When patients suffer from medical negligence, they can file a lawsuit and receive compensation for damages in a court of law, unless you are an active service member in the United States military.
For the 1.3 million active duty military, Feres legal doctrine prevents medical malpractice lawsuits from being filed against the United States government. While one case recently tried — and failed — to challenge the law by appealing to the U.S. Supreme Court, there has been a push to grant our military members the same justice and rights as citizens.
On March 9, 2014, Lt. Rebekah “Moani” Daniel died four hours after giving birth to her daughter, Victoria, at the U.S. Naval Hospital in Bremerton, Washington, where Lt. Daniel lost more than a third of her body’s volume of blood from post-partum hemorrhaging.
As a result of the 69-year-old Feres doctrine, Lt. Daniel and her heirs are prohibited from seeking justice by filing a medical malpractice lawsuit against military personnel or military medical facilities. Lt. Daniels’ widower, Walter Daniel, alleges medical malpractice in his wife’s death and has been arguing that fact in the lower courts.
Feres v. United States is a landmark 1950 case that established service members or their families cannot file medical malpractice claims.

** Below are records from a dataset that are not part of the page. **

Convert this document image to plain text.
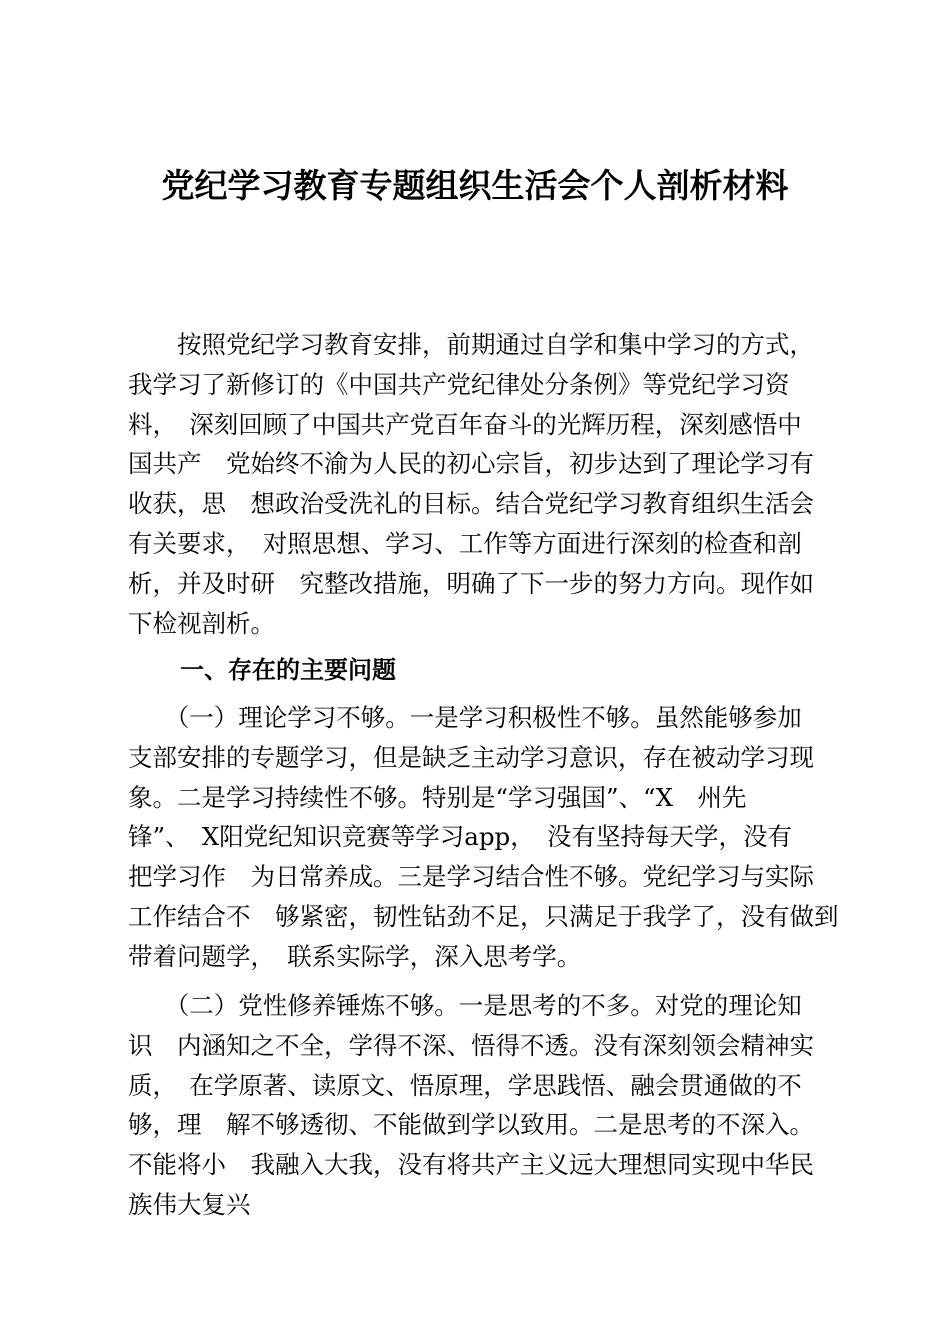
党纪学习教育专题组织生活会个人剖析材料
　　按照党纪学习教育安排，前期通过自学和集中学习的方式，
我学习了新修订的《中国共产党纪律处分条例》等党纪学习资
料，　深刻回顾了中国共产党百年奋斗的光辉历程，深刻感悟中
国共产　党始终不渝为人民的初心宗旨，初步达到了理论学习有
收获，思　想政治受洗礼的目标。结合党纪学习教育组织生活会
有关要求，　对照思想、学习、工作等方面进行深刻的检查和剖
析，并及时研　究整改措施，明确了下一步的努力方向。现作如
下检视剖析。
一、存在的主要问题
　　（一）理论学习不够。一是学习积极性不够。虽然能够参加
支部安排的专题学习，但是缺乏主动学习意识，存在被动学习现
象。二是学习持续性不够。特别是“学习强国”、“X　州先
锋”、　X阳党纪知识竞赛等学习app，　没有坚持每天学，没有
把学习作　为日常养成。三是学习结合性不够。党纪学习与实际
工作结合不　够紧密，韧性钻劲不足，只满足于我学了，没有做到
带着问题学，　联系实际学，深入思考学。
　　（二）党性修养锤炼不够。一是思考的不多。对党的理论知
识　内涵知之不全，学得不深、悟得不透。没有深刻领会精神实
质，　在学原著、读原文、悟原理，学思践悟、融会贯通做的不
够，理　解不够透彻、不能做到学以致用。二是思考的不深入。
不能将小　我融入大我，没有将共产主义远大理想同实现中华民
族伟大复兴
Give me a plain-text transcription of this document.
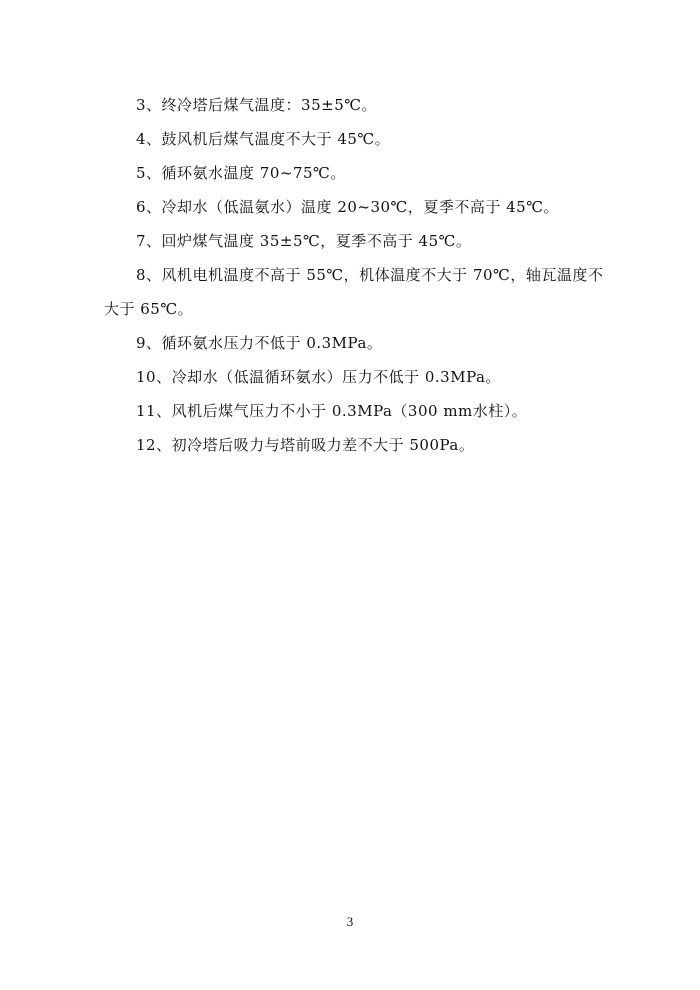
3、终冷塔后煤气温度：35±5℃。

4、鼓风机后煤气温度不大于 45℃。

5、循环氨水温度 70~75℃。

6、冷却水（低温氨水）温度 20~30℃，夏季不高于 45℃。

7、回炉煤气温度 35±5℃，夏季不高于 45℃。

8、风机电机温度不高于 55℃，机体温度不大于 70℃，轴瓦温度不大于 65℃。

9、循环氨水压力不低于 0.3MPa。

10、冷却水（低温循环氨水）压力不低于 0.3MPa。

11、风机后煤气压力不小于 0.3MPa（300 mm水柱）。

12、初冷塔后吸力与塔前吸力差不大于 500Pa。

3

Feres is an archaic law and one that several Supreme Court justices have denounced over the years. Originally, the law was only meant to keep troops from filing a claim if they were hurt as a result of combat, not when they were removed from combat settings. Mr. Daniel has not been successful in overturning the Feres doctrine after the Supreme Court refused to take up the case.
For now, the Feres doctrine remains intact. “It is a disgrace that the country does not provide justice for the men and women who risk their lives for our nation every day,” says John Fisher of John H. Fisher, PC. “This case deserved to be heard by the Supreme Court, and it is tragic that it was not. This means that our troops will continue to be denied justice while serving our country.”
The Military Health System has changed dramatically in the 69 years since Feres was first adopted. While Mr. Daniel’s petition may have resulted in failure, advocates for overturning the Feres doctrine are calling for a change that will grant U.S. service members the same rights as those they protect.